UBC researchers discover new glass technology
Imagine if the picture window in your living room could double as a giant thermostat or big screen TV. A discovery by researchers at the University of British Columbia has brought us one step closer to this becoming a reality.
Researchers at UBC's Okanagan campus in Kelowna found that coating small pieces of glass with extremely thin layers of metal like silver makes it possible to enhance the amount of light coming through the glass. This, coupled with the fact that metals naturally conduct electricity, may make it possible to add advanced technologies to windowpanes and other glass objects.

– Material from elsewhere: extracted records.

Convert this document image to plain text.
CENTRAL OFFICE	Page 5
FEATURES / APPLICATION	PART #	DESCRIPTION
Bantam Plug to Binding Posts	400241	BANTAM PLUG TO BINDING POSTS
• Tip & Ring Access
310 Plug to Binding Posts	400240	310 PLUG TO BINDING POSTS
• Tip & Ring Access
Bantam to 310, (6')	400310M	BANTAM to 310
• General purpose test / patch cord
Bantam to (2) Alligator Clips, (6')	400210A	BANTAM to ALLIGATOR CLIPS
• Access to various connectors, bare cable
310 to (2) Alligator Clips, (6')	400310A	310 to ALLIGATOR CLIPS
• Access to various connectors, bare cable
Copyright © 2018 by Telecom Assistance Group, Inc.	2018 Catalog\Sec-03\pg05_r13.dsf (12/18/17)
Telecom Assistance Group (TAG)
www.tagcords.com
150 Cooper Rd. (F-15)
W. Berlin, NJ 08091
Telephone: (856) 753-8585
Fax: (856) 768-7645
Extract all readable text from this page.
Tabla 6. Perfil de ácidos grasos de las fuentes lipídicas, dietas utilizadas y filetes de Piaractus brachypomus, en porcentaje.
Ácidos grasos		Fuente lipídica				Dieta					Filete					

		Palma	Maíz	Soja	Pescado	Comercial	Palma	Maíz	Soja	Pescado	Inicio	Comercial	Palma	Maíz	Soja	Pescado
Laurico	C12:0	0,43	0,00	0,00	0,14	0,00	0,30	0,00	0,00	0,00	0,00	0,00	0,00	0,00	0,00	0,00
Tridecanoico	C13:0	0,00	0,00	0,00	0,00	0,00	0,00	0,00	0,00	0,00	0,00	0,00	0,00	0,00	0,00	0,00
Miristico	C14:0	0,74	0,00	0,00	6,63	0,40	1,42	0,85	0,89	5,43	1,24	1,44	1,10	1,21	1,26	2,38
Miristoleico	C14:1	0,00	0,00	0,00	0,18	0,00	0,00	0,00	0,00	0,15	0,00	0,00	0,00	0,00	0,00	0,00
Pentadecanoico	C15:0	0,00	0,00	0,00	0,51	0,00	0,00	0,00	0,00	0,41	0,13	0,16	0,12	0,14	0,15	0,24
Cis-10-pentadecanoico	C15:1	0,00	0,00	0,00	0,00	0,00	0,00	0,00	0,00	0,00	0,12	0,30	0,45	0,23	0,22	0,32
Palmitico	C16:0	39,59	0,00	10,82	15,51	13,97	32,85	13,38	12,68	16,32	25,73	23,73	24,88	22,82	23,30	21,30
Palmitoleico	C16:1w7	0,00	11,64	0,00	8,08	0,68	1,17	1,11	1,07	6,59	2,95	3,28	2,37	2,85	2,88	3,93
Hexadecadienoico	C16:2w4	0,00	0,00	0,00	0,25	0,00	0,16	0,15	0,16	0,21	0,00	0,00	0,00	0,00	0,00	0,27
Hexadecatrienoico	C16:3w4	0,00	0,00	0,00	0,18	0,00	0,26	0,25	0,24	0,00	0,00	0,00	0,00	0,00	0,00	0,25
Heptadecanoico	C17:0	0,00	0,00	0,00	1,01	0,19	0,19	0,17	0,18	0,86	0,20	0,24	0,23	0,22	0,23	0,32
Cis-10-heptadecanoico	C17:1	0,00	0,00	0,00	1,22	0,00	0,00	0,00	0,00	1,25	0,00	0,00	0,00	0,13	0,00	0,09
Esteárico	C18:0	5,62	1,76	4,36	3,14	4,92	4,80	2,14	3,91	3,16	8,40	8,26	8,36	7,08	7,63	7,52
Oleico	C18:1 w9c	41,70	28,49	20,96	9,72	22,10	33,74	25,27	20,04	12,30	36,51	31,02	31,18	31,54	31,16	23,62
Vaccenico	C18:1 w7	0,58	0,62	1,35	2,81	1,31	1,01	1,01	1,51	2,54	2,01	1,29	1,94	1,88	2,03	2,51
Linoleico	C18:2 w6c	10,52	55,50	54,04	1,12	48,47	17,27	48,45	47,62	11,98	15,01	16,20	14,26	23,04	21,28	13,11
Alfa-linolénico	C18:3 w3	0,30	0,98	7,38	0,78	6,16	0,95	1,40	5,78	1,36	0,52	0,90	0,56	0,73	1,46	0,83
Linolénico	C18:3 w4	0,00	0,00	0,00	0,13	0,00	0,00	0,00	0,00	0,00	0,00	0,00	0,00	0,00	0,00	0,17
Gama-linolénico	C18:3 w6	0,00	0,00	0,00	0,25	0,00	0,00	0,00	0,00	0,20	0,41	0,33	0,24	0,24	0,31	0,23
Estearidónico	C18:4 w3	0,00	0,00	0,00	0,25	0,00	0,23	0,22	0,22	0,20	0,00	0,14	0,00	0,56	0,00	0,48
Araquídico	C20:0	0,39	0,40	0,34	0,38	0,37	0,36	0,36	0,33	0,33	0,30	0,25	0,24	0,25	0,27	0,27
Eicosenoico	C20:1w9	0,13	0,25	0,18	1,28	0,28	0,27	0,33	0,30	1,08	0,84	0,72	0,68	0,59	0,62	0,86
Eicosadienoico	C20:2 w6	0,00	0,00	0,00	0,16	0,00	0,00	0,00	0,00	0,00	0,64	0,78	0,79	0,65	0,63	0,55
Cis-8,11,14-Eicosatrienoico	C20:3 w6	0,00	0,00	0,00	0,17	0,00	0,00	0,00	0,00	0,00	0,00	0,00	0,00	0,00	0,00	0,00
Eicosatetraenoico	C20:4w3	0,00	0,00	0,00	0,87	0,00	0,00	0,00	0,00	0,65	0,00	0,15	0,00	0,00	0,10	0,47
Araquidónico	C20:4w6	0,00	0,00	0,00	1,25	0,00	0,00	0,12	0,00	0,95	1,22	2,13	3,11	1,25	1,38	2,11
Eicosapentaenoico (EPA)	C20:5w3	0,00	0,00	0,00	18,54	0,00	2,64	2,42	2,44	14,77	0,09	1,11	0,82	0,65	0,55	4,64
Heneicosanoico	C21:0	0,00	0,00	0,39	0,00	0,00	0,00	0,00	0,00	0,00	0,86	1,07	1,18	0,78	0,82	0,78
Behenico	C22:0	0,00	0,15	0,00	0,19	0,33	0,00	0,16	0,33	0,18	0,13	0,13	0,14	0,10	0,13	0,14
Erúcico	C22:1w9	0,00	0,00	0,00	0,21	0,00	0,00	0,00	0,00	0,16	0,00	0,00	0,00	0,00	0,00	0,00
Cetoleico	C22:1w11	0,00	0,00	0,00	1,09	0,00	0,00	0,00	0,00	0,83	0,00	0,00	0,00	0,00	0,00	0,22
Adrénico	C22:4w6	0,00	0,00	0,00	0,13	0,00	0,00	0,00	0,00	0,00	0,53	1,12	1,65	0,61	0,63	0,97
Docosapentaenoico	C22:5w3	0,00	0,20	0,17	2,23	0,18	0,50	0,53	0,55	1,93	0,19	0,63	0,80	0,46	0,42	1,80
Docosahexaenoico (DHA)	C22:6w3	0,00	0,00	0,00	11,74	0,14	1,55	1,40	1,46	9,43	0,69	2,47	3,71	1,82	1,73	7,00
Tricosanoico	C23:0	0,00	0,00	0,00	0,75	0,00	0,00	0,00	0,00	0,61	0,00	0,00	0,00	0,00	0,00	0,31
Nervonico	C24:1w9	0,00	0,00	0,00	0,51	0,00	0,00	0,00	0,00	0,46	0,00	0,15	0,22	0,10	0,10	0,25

"Engineers are constantly trying to expand the scope of materials that they can use for display technologies, and having thin, inexpensive, see-through components that conduct electricity will be huge," said UBC Associate Professor and lead investigator Kenneth Chau. "I think one of the most important implications of this research is the potential to integrate electronic capabilities into windows and make them smart."
The next phase of this research, added Chau, will be to incorporate their invention onto windows with an aim to selectively filter light and heat waves depending on the season or time of day.
The theory underlying the research was developed by Chau and collaborator Loïc Markley, an assistant professor of engineering at UBC. Chau and Markley questioned what would happen if they reversed the practice of applying glass over metal–a typical method used in the creation of energy efficient window coatings.
"It's been known for quite a while that you could put glass on metal to make metal more transparent, but people have never put metal on top of glass to make glass more transparent," said Markley. "It's counter-intuitive to think that metal could be used to enhance light transmission, but we saw that this was actually possible, and our experiments are the first to prove it."